Lush descriptions place readers in the city of Paris or in the small village in the hills of central France. It is easy to relate to the small town feel: curious neighbors, unlocked doors and a bit of suspicion about anyone different, Parisian or immigrant.

Catherine is brought forward to defend Miriam Villetrieux for the poisoning death of her husband Gaston. As an African immigrant, orphaned at a young age and brought to Paris for a position with rather dubious employers, her life has been a difficult one until she married the well-off and older Gaston. Where I expected to see far more covert and even overt racism displayed toward Miriam, I was surprised to see evidence of Catherine’s difficulty in overcoming her own racial bias and tendency to jump to conclusions.

Catherine often seemed more immature than her position and education would warrant, her rush to conclusion without fully investigating people or situations was troubling, especially as she seems to lack that essential quality of ‘people sense’, and is a horrible judge of character. I think there are two huge issues for her: the strained relationship with her father over his refusal to discuss her mother or her mother’s death, and her education and lawyer speaks tend to become her separation and protection from situations that are emotionally difficult. I saw her as lacking in self-confidence which she covers over with a more stilted and often overly complex speech that bleeds into her personal narrative because it is safe and comfortable. I felt for her, even if I didn’t particularly empathize with her.
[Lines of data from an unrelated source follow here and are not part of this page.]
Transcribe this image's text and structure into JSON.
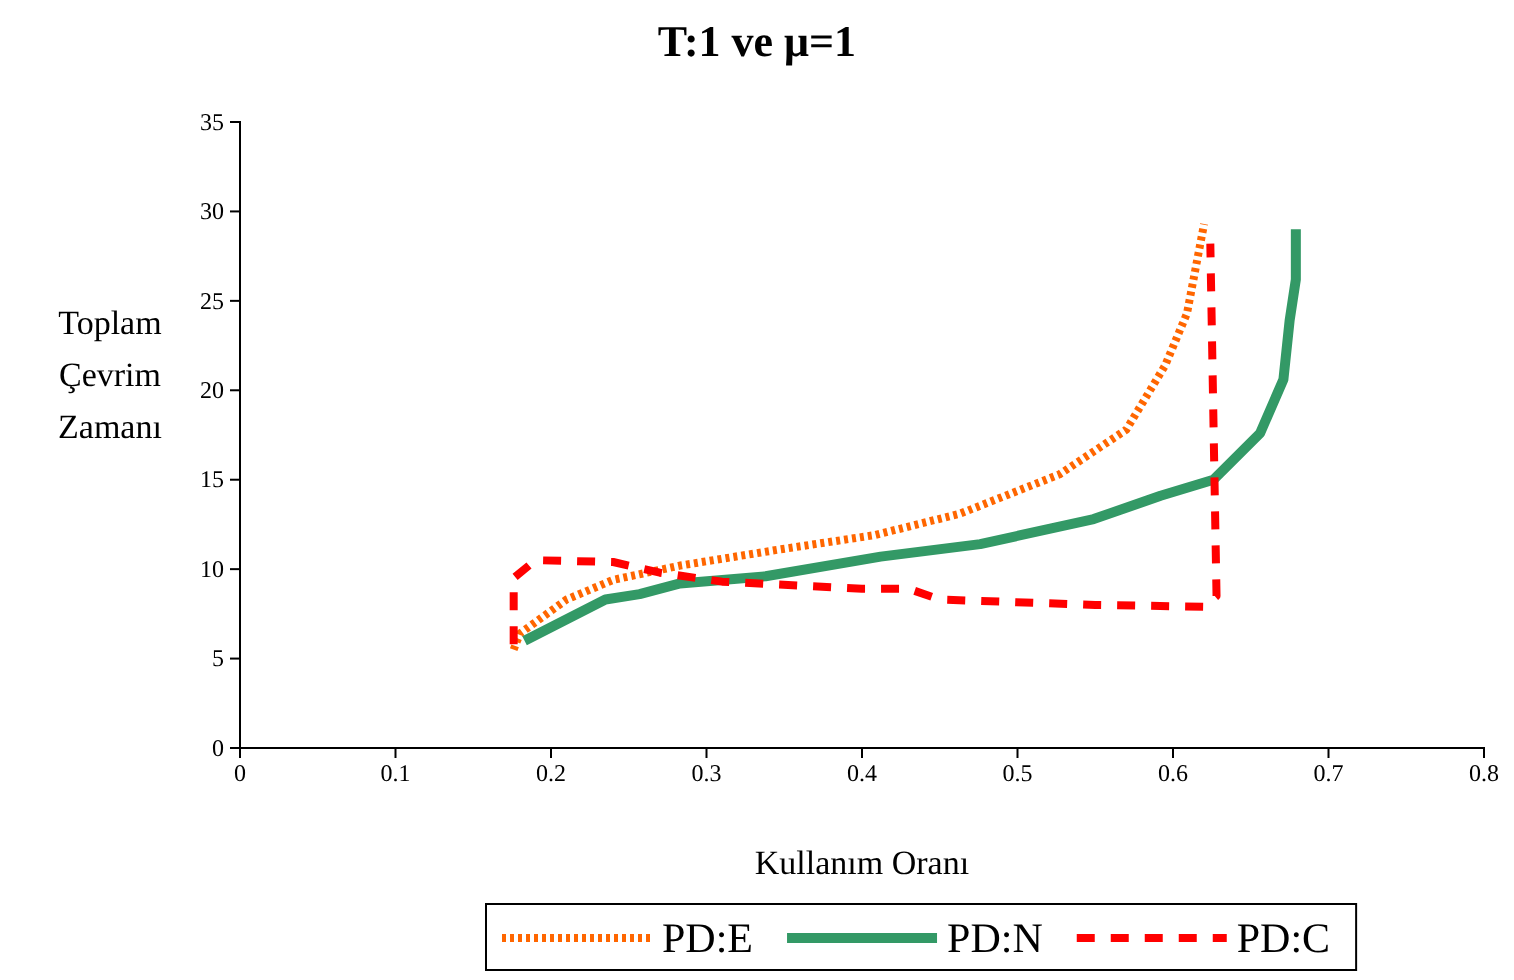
{
  "chart_data": {
    "type": "line",
    "title": "T:1 ve μ=1",
    "xlabel": "Kullanım Oranı",
    "ylabel": "Toplam Çevrim Zamanı",
    "xlim": [
      0,
      0.8
    ],
    "xticks": [
      0,
      0.1,
      0.2,
      0.3,
      0.4,
      0.5,
      0.6,
      0.7,
      0.8
    ],
    "ylim": [
      0,
      35
    ],
    "yticks": [
      0,
      5,
      10,
      15,
      20,
      25,
      30,
      35
    ],
    "grid": false,
    "legend": "bottom",
    "marker": "none",
    "series": [
      {
        "name": "PD:E",
        "color": "#ff6600",
        "line_style": "dotted",
        "x": [
          0.176,
          0.18,
          0.21,
          0.24,
          0.283,
          0.347,
          0.408,
          0.463,
          0.527,
          0.57,
          0.595,
          0.609,
          0.62
        ],
        "values": [
          5.5,
          6.4,
          8.3,
          9.4,
          10.2,
          11.1,
          11.9,
          13.1,
          15.3,
          17.8,
          21.4,
          24.3,
          29.3
        ]
      },
      {
        "name": "PD:N",
        "color": "#339966",
        "line_style": "solid",
        "x": [
          0.183,
          0.235,
          0.257,
          0.283,
          0.338,
          0.412,
          0.476,
          0.549,
          0.592,
          0.626,
          0.656,
          0.671,
          0.675,
          0.679,
          0.679
        ],
        "values": [
          6.0,
          8.3,
          8.6,
          9.2,
          9.6,
          10.7,
          11.4,
          12.8,
          14.1,
          15.0,
          17.6,
          20.6,
          23.9,
          26.2,
          29.0
        ]
      },
      {
        "name": "PD:C",
        "color": "#ff0000",
        "line_style": "dashed",
        "x": [
          0.176,
          0.176,
          0.19,
          0.24,
          0.27,
          0.31,
          0.4,
          0.43,
          0.45,
          0.55,
          0.62,
          0.628,
          0.624
        ],
        "values": [
          5.8,
          9.5,
          10.5,
          10.4,
          9.8,
          9.3,
          8.9,
          8.9,
          8.3,
          8.0,
          7.9,
          8.5,
          28.2
        ]
      }
    ]
  }
}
Other characters were as well-crafted and complex, with varying degrees of success and import to the plot. While the book did require very careful reading as the present and past often collide with little notice. But, as the more menacing undertones start to reveal themselves the pacing changes and the distinction between past and present is more apparent and easier to follow. Bringing all of the threads to one final conclusion, Granotier has pulled layers from the characters to expose their secrets and flaws up to the last pages, and created a story that was well worth the time to read.

I received an eBook copy from the publisher for purpose of honest review for France Book Tours. I was not compensated for this review: all conclusions are my own responsibility.

About the Author:

Author, screenwriter and actress Sylvie Granotier loves to weave plots that send shivers up your spine. She was born in Algeria and grew up in Paris and Morocco. She studied literature and theater in Paris, then set off traveling —the United States, Brazil, Afghanistan, and elsewhere, ending with a tour of Europe. She wound up in Paris again, an actress, with a job and some recognition. But she is a writer at heart, and started her publishing career translating Grace Paley’s short story collection Enormous Changes at the Last Minute into French. Fourteen novels and many short stories later, Sylvie Granotier is a major crime fiction author in France. She has met with continued success, and is translated into German, Italian, Russian and Greek. The Paris Lawyer is her first novel to be translated into English. This legal procedural that doubles as a psychological thriller is full of plot twists that bring us into the heart of French countryside, La Creuse, a place full of nineteenth-century landscapes and dark secrets. Sylvie splits her time between Paris and the Creuse.